Martin descreve roupas, ambientes, armas, fisionomias e vários outros aspectos de seu mundo sem deixar a leitura maçante, pois não se esquece de que, embora descrições ajudem na experiência, a maioria dos leitores desse tipo de obra quer ação – e não falo apenas de guerras, mas de diálogos, discussões, demonstrações de afeto. Eu não queria apenas apreciar a beleza do mundo criado por Martin, queria “ver” as pessoas vivendo nele.

A leitura flui, especialmente por causa do estilo ágil do autor e do equilíbrio entre descrição e ação. Os capítulos não são muito curtos, mas eles começam a passar rápido assim que você se envolve com a história (algo que aconteceu comigo logo no começo).

O segredo da perspectiva

Um dos meus aspectos favoritos das Crônicas é a narrativa a partir do ponto-de-vista de certos personagens. O leitor sabe o que se passa na cabeça deles, “convive” com eles e, na maior parte dos casos, cria empatia ou até mesmo se apega a eles – o que, como vocês vão ver, pode ser muito bom… e muito complicado.

Cada capítulo leva o nome do personagem que o narra, e todos são organizados de modo que o leitor tenha uma noção do que está acontecendo em cada um dos vários focos da narrativa. Tive a sorte (e o azar) de gostar de praticamente todos os personagens de ponto-de-vista, e foram raros os momentos em que tive vontade de pular um capítulo para descobrir o que aconteceu com um deles.

Martin, o matador

Vocês provavelmente já ouviram alguém dizer “não se apegue a nenhum personagem, porque eles sempre morrem”. O conselho, embora impraticável (na minha opinião), faz todo o sentido: ao contrário da J. K. Rowlling (autora de Harry Potter), Martin não sente remorso nem tem piedade na hora de matar seus personagens, mesmo que sejam de ponto-de-vista – aliás, a descrição dos momentos finais de um personagem desses é especialmente marcante.

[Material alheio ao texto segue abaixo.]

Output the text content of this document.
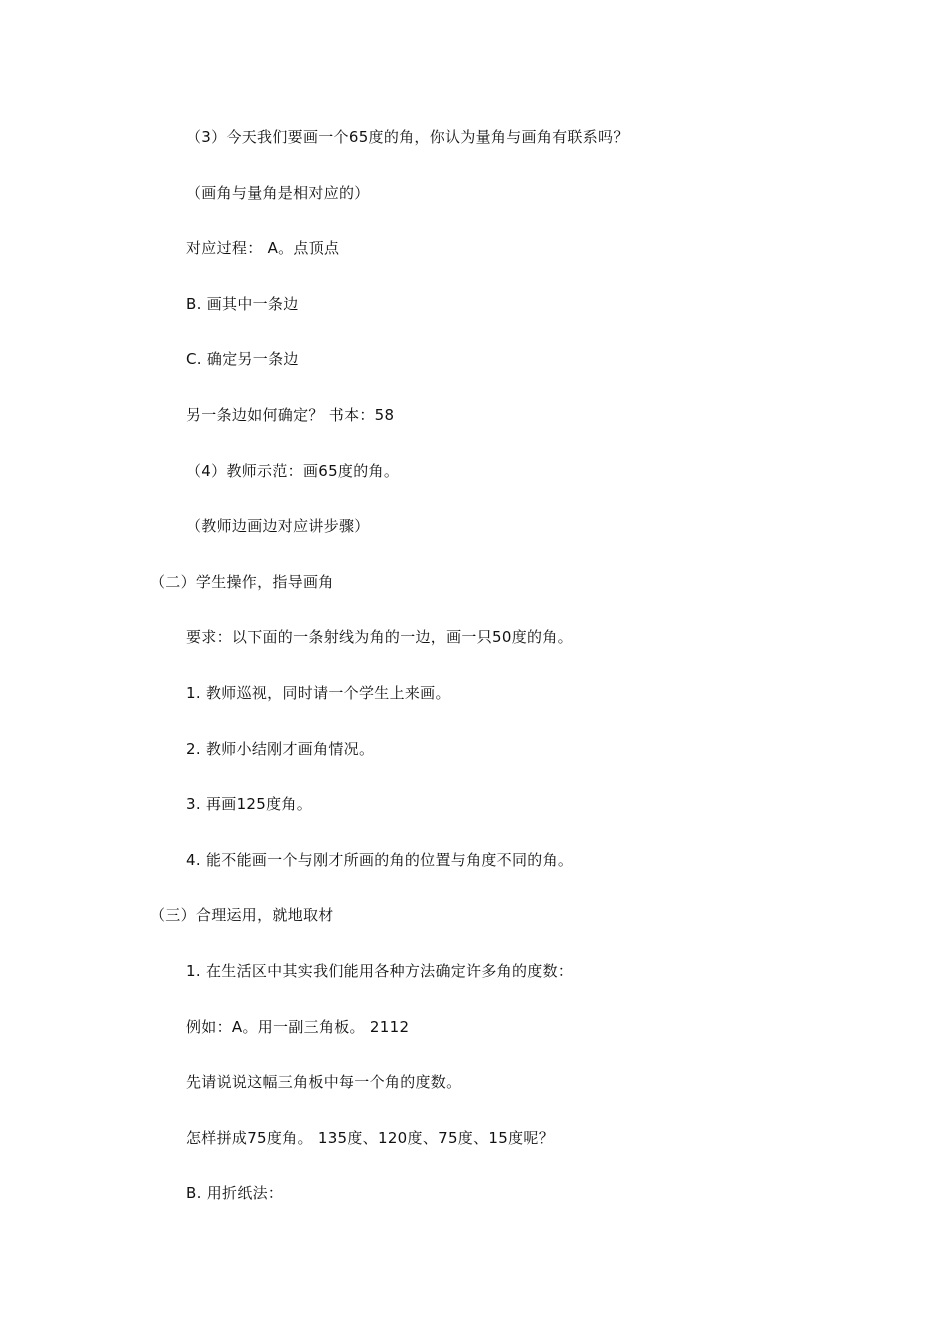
（3）今天我们要画一个65度的角，你认为量角与画角有联系吗？
（画角与量角是相对应的）
对应过程： A。点顶点
B. 画其中一条边
C. 确定另一条边
另一条边如何确定？ 书本：58
（4）教师示范：画65度的角。
（教师边画边对应讲步骤）
（二）学生操作，指导画角
要求：以下面的一条射线为角的一边，画一只50度的角。
1. 教师巡视，同时请一个学生上来画。
2. 教师小结刚才画角情况。
3. 再画125度角。
4. 能不能画一个与刚才所画的角的位置与角度不同的角。
（三）合理运用，就地取材
1. 在生活区中其实我们能用各种方法确定许多角的度数：
例如：A。用一副三角板。 2112
先请说说这幅三角板中每一个角的度数。
怎样拼成75度角。 135度、120度、75度、15度呢？
B. 用折纸法：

Já no prólogo de A Guerra dos Tronos (o primeiro da série e que deu nome à adaptação para TV) tem gente morrendo, e ao longo do livro pelo menos quatro protagonistas morrem. O mesmo acontece em A Fúria dos Reis e, em A Tormenta de Espadas, Martin chega ao ápice da crueldade (quem assistiu ao nono episódio da terceira temporada do seriado sabe do que estou falando).

A rainha Cersei, uma das protagonistas, resume muito bem esse fenômeno em uma frase: “No jogo dos tronos, ou você ganha, ou você morre”.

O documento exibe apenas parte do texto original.